Federal Sentencing Guidelines Amendments Part IV: Recency

Ed. Note: On November 1, the U.S. Sentencing Commission’s 2010 Amendments to the federal Sentencing Guidelines went into effect, along with a temporary, emergency amendment to implement Section 8 of the Fair Sentencing Act. On the whole, the amendments reflect a reduction in federal criminal sentences and provide the sentencing judge with additional discretion. The Sentencing Commission’s reader-friendly guide to the 2010 amendments is available here.

We discussed this amendment in detail in this post in April. The amendment deleted 4A1.1(e), which addressed the recency of previous imprisonment in calculating the criminal history points that increase a defendant’s sentence. That provision added points if the defendant committed the offense less than two years after release from imprisonment or while in imprisonment or escape status.

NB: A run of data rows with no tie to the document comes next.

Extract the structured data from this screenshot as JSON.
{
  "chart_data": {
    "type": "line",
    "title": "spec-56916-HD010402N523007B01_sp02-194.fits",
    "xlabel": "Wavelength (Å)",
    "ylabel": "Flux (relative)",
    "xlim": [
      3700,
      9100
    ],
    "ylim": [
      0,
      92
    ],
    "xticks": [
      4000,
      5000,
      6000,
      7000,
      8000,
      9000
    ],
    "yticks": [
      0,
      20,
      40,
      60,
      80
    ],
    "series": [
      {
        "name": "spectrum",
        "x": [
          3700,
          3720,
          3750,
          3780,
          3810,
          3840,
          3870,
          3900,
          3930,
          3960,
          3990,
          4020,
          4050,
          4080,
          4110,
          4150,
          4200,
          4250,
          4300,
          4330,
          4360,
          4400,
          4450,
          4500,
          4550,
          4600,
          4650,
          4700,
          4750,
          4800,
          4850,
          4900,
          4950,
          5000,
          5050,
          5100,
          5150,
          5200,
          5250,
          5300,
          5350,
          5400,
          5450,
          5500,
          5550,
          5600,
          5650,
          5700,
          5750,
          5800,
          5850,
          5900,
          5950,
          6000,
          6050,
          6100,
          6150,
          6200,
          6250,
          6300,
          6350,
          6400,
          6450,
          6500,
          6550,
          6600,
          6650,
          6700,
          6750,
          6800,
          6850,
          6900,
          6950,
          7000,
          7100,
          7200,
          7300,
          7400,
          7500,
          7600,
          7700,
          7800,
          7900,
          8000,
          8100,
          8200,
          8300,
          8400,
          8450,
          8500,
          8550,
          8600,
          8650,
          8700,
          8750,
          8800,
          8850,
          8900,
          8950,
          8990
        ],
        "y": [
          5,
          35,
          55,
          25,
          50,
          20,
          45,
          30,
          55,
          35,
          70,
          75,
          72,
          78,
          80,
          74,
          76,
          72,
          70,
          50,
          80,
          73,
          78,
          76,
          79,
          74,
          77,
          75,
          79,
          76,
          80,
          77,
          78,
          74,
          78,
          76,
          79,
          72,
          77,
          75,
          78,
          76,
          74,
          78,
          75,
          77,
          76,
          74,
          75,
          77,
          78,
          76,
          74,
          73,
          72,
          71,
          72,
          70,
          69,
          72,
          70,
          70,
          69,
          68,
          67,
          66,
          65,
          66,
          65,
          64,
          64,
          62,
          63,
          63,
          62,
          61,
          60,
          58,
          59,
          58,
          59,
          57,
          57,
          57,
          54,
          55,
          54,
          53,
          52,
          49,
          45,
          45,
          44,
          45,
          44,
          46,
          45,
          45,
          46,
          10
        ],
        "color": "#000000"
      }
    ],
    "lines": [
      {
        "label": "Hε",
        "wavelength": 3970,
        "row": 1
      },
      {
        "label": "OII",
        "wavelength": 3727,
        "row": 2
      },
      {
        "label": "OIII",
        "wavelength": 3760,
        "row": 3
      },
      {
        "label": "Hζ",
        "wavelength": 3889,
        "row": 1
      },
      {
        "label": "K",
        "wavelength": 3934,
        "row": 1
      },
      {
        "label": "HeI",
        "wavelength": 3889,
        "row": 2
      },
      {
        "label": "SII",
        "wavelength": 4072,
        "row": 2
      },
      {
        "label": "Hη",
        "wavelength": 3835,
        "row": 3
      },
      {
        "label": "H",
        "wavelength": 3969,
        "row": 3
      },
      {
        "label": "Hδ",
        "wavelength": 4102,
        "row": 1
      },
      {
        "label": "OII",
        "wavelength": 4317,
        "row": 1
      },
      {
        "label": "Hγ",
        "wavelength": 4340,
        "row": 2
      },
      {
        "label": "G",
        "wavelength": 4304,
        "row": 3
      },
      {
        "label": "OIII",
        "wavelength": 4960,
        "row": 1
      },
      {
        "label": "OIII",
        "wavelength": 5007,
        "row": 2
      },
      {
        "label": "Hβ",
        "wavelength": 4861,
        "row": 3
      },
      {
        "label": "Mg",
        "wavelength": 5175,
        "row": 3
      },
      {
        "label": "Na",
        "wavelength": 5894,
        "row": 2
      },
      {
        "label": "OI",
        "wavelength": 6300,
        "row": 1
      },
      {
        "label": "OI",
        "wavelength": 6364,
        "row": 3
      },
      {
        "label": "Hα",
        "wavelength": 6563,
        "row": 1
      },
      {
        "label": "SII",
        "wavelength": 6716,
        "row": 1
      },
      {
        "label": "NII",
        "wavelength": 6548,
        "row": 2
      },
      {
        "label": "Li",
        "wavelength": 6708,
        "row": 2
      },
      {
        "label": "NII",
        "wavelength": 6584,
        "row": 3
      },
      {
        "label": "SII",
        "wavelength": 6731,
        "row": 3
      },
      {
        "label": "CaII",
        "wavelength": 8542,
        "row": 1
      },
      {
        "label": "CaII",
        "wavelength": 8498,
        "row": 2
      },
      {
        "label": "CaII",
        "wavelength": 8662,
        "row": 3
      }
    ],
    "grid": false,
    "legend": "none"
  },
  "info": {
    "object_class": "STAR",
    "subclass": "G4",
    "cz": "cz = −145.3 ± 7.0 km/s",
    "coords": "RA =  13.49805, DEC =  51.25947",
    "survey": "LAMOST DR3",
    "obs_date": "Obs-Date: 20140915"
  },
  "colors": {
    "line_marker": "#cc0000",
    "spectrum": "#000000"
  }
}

The proponents of this amendment argued that the recency and status guidelines were redundant, unfairly adding to the cumulative impact of the criminal history calculation. Statistics showed that the recency of a prior record, when combined with the status provision in subsection (d), predicted recidivism in only 1 case out of 1000. In addition, not only did recency fail to reflect meaningful differences in past criminal conduct, it was actually more likely to increase punishment for less culpable defendants. The effect 4A1.1(e) and (d) had on deported immigrants who illegally reentered the country was particularly egregious, considering other cumulative guidelines and their usual reasons for re-entry.

In its explanation of the amendment, the Commission also noted that public comment and testimony had indicated that many defendants who recidivate soon after being released from prison do so due to the challenges to successful reentry after imprisonment, rather than increased culpability.